Moisés le advirtió a Israel, Por cuanto no serviste a Jehová, tu Dios, con alegría y con gozo
de corazón, cuando tenías abundancia de
todas las cosas, servirás, por tanto, a tus enemigos que enviará Jehová contra ti, con hambre, con sed y con
desnudez, y con falta de todas las cosas
(Deuteronomio 28:47-48).
Dios
nos está diciendo hoy, “Alégrate y
regocíjate en lo que Yo he hecho por ti! Si andas murmurando y quejándote, serás un hambriento
espiritual, ¡Una presa fácil para tus
enemigos!” Dios quiere que confiemos en su amor por nosotros, ¡En que seremos testimonios alegres! Él quiere
predicadores alegres de corazón, llenos
de júbilo fundamentado en la verdad.
Aquella
antigua y casi tradicional imagen del religioso triste y reprimido, con un
visible corazón cargado de amargura, tiene que dejarle paso a la autenticidad
del gozo de genuinos hijos de Dios.
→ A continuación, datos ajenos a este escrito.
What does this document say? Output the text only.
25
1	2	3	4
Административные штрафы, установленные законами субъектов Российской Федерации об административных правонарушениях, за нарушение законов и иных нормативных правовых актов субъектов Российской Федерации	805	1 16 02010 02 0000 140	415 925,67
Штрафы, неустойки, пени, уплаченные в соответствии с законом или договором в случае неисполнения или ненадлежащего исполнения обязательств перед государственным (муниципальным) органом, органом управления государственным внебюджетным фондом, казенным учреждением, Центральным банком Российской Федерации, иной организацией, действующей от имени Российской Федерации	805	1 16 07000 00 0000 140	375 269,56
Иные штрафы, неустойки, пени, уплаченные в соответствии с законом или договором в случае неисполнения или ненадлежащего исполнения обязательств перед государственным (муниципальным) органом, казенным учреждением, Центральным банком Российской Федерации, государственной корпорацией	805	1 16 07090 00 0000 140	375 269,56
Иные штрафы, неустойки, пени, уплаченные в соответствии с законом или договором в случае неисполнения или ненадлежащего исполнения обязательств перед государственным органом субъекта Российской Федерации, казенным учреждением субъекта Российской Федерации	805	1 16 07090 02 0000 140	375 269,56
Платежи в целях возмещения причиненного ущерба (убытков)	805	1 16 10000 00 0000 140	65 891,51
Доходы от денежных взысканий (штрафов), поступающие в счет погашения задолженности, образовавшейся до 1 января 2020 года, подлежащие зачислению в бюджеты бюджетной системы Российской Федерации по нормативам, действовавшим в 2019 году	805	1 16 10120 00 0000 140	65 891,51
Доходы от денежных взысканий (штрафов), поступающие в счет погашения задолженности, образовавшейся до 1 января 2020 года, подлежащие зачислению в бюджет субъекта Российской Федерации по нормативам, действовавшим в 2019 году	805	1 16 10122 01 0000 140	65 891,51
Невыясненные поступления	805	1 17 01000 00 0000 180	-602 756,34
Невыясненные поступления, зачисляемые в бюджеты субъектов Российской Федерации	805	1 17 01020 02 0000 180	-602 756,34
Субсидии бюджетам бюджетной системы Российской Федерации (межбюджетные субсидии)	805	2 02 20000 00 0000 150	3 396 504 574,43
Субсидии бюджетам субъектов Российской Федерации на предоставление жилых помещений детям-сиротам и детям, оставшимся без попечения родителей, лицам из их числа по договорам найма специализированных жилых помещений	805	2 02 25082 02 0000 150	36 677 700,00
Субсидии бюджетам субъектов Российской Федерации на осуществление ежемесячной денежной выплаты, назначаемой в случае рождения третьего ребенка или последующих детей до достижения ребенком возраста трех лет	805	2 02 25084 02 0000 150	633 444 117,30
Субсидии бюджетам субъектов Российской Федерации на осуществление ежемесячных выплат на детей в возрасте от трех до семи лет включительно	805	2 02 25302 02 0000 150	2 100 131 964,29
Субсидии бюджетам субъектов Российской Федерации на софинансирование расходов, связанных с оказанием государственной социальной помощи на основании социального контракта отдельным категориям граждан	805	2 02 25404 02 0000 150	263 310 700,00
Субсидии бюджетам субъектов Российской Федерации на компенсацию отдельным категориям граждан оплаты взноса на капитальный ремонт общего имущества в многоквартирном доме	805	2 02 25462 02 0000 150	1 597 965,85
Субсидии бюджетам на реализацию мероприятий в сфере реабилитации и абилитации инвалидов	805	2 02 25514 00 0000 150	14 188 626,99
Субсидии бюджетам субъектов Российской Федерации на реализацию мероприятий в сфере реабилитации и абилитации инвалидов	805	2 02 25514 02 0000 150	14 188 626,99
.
No un gozo con motivaciones terrenales o
materiales, sino por el simple hecho de ser miembros del Reino de Dios. Eso es Ágape.
Su
verdad produce una riqueza de alegría que fluye naturalmente desde el corazón: Servid a Jehová con alegría; venid ante su presencia con regocijo. (Salmo 100:2). - Sacó a su pueblo con gozo; con júbilo a sus escogidos. (Salmo 105:43).
Alegraos en Jehová y gozaos, justos; ¡cantad con júbilo todos vosotros los rectos de corazón!
(Salmo 32:11). - Más
los justos se alegrarán; se gozarán delante
de Dios y saltarán de alegría. (Salmo
68:3).
Tú
puedes preguntarte, “¿Por cuánto tiempo debo mantener el gozo en mi servicio al Señor?” Muchos creen que éste permanece en la medida en que
las etapas de refrigerio vengan desde lo
alto o mientras las cosas marchen bien. No, ¡Debemos regocijarnos en todo tiempo! Esto es lo que la Biblia nos dice:
De mañana sácianos de tu misericordia, y cantaremos y nos
alegraremos todos nuestros días. (Salmo
90:14).
Más os
gozaréis y os alegraréis para siempre en las cosas que yo he
creado, porque he aquí que yo traigo a Jerusalén
alegría y a su pueblo gozo. (Isaías 65:18).
Nosotros somos
“la Jerusalén” -¡Nacidos de nuevo y viviendo
para Él con un espíritu de júbilo y
regocijo! Confía en el Padre, cree en lo que dice su Palabra sobre Él, y ve tu júbilo derramado en tu vida.
Y
recuerda una vez más algo que hemos enseñado casi de manera permanente. Decir
gozo en el mundo espiritual no es hablar de alegría por hechos buenos o
bendecidos. Decir gozo es decir una actitud interna que no se mueve ni conmueve
ante ninguna circunstancia externa. Reír cuando todo está bien, es sencillo.
Hacerlo cuando la tierra tiembla, ya es otra cosa.